Dustin Keller's 2013 season is over before it begins. (USATSI)
Dolphins tight end Dustin Keller suffered a season-ending knee injury in Saturday's preseason game after Texans rookie safety D.J. Swearinger went low to make a tackle. It was a perfectly legal play, but controversial nonetheless because a player's legs are his livelihood.

For what it's worth (and we would imagine not much to Keller), Swearinger apologized after the game, and offered a defense of his actions.

"With the rules in this era you've got to hit low," Swearinger said. "If I would have hit him high, I would have gotten a fine. So I think I made the smartest play. I'm sorry it happened and I pray he has a speedy recovery. ... Right now it's just instinct. You see somebody come across the middle, you gotta go low. You're going to cost your team 15 yards. You've got to play within the rules."

Dolphins wide receiver Brian Hartline is unimpressed with Swearinger's rationale for going low.

“It’s crap,” Hartline told WQAM’s The Joe Rose Show (via PFT).  ”I mean I think that, me personally, if you’re telling me, ‘Oh, I’m so worried about going high or hurt[ing] the head,’ you consciously went low then, is what you’re trying to tell me.”

Yes, that's exactly what Swearinger's trying to tell you, Brian.

This was then-Steelers linebacker James Harrison's explanation for hitting Broncos wide receiver Eric Decker low during a wild-card game in Jan. 2012. Decker was injured on the play but Broncos vice president of football operations John Elway conceded that Harrison's tackle was within the rules given the NFL's emphasis on reducing head injuries.
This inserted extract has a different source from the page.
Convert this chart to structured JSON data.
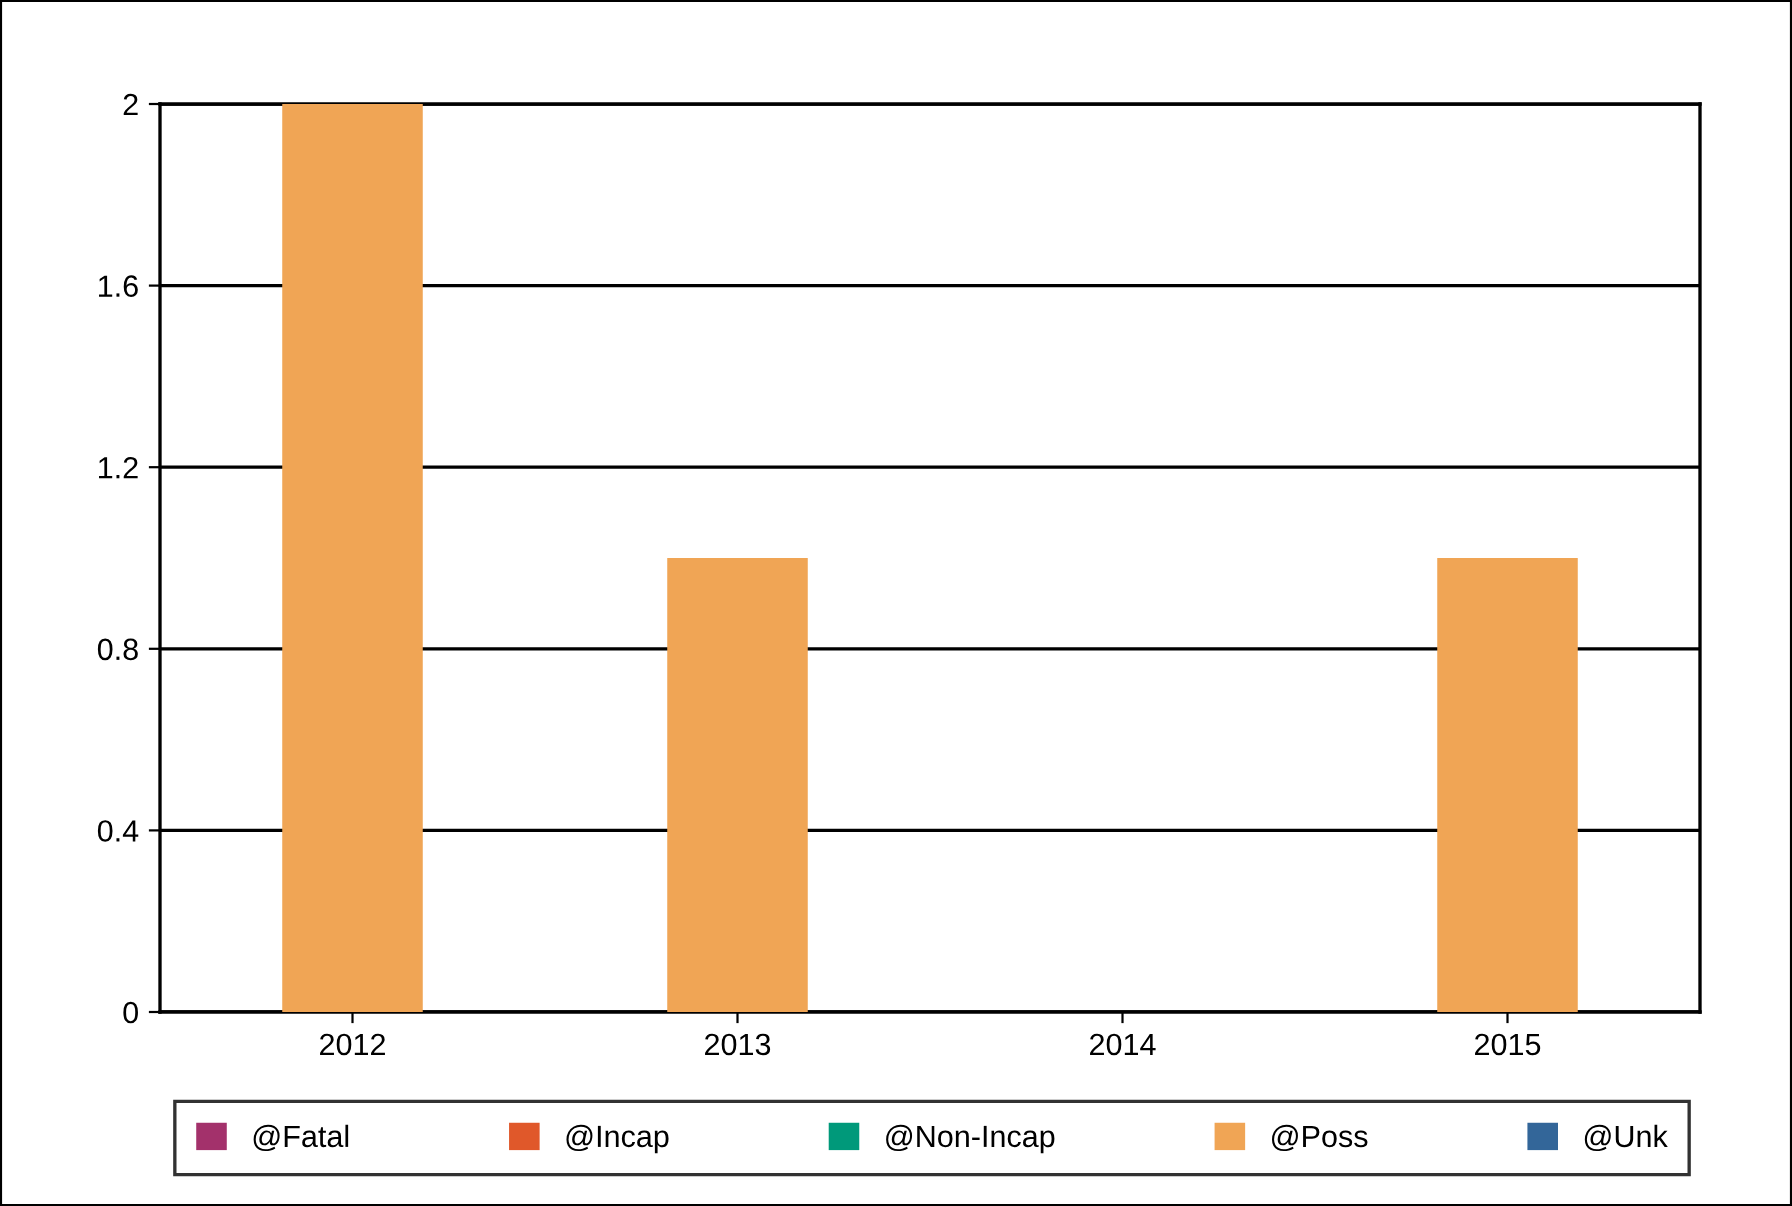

"The [tackling] target is now lower," Elway said at the time. "Harrison, because of the fact that he's been fined so often, really had no other option. ... I don't think he intended to hurt Eric. But obviously because of the situations he's been in, he had to go low and stay away from the head. And it ended up costing an MCL sprain for Eric."

As we wrote after Decker's injury, this is the unintended consequences of actions not thought through entirely by the league. Yes, the NFL should thrive for making the game as safe as possible, but drastic changes don't come without ramifications. And the league can't argue that knee injuries were unforeseen because players lamented the possibly as soon as the new rules were announced.

Still, Hartline isn't buying it.

"I have a lot of good pros on my team," he said, "and from what they have said to me is that there is no place for that in the game today."

Except that there is. Not because it's right, but because defenders are running out of places to hit a player when making a tackle.